The music industry is incredibly small, exclusive and admittedly, unforgiving. Musicians need to know someone to get somewhere, and that’s usually before you perform for a talent scout or panel. It’s truly reflective of the real world, where people really care about who you are and who you know.
Actress Cate Blanchett starred as fictional composer and conductor Lydia Tár, who conducts the Berlin Philharmonic in the film, Tár, released Oct. 7.
Tár explores the nature of the classical music industry, and it effectively lays out exactly how power and corruption can change the course of one’s musical career or life.
Without going into too much detail for the sake of spoiling, Tár peels back the curtain and reveals to the audience what goes into selecting professional orchestra members and how people, such as a musical director, can really influence this decision. Tár is a woman who uses her power, as conductor and musical director, to her advantage. As conductor and musical director, she has the final say over who gets to sit in the orchestra after musicians claw their way out of a rigorous audition process.

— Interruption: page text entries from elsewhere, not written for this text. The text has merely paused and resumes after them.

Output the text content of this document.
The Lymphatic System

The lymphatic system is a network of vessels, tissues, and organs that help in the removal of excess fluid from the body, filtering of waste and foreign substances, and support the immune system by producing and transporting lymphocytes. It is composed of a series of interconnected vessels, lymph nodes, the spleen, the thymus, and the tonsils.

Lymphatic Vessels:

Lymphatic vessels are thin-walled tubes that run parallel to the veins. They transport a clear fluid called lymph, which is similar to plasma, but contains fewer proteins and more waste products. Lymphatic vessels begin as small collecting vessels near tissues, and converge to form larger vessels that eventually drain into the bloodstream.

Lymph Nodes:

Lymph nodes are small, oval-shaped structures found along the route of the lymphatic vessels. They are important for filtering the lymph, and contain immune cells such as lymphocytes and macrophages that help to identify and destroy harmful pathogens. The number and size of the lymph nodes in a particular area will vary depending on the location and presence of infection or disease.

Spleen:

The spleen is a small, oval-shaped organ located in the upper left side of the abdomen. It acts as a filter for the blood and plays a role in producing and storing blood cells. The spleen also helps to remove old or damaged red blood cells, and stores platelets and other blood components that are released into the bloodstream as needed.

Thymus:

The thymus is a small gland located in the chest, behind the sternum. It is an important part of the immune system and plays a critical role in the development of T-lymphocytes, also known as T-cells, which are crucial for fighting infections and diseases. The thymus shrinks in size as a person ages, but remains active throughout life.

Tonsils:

The film accurately displays this process and unfortunately reveals some sad realities of working in classical music, for women especially. To no surprise, women commonly have this disadvantage in practically every space. Tár literally takes advantage of women in her orchestra to the point where serious allegations are let loose.These allegations seriously alter the course of her already steady and booming career. Nonetheless, the movie brings forward a worthy discussion point that is often overlooked.
Even with her credibility — studying with Leonard Bernstein, one of the most famous conductors in the world — Tár’s reputation is tarnished. It’s up to her to make it right.
While the plot of this film perfectly maps the extremely unforgiving culture of classical music, there’s another side of this coin. In reality, men rarely are held to the same standards Tár is held to.
In 2018, the Cleveland Orchestra fired two musicians for similar inappropriate and unacceptable behavior. Most notably was William Preucil, the concertmaster of the orchestra at the time. Incidents had been reported and in fact documented since the early 2000s, yet he still remained in the orchestra until 2018.
Tár experiences a very different reality and is met with the cutthroat culture of classical music, which can be especially unforgiving as a lesbian, in a space where women and queer identifying members do not exactly feel welcome.
Nonetheless, she faces the dooming consequences of her actions as they come and naturally, this should be a standard to perhaps not use your leadership and influence as a means to take advantage of people you guide.
It’s a necessary discussion that shines a harsh light on the music industry, because no genre is safe. But what is compelling about this film is that it shapes a lesser discussed identity in classical music — women. Women are finally being added to the dynamic narrative of classical music, and people are finally paying attention. Tár may not paint this conductor in a good light, but it highlights the very real and unfair disadvantages women musicians face in classical music, which deserves to be represented in media.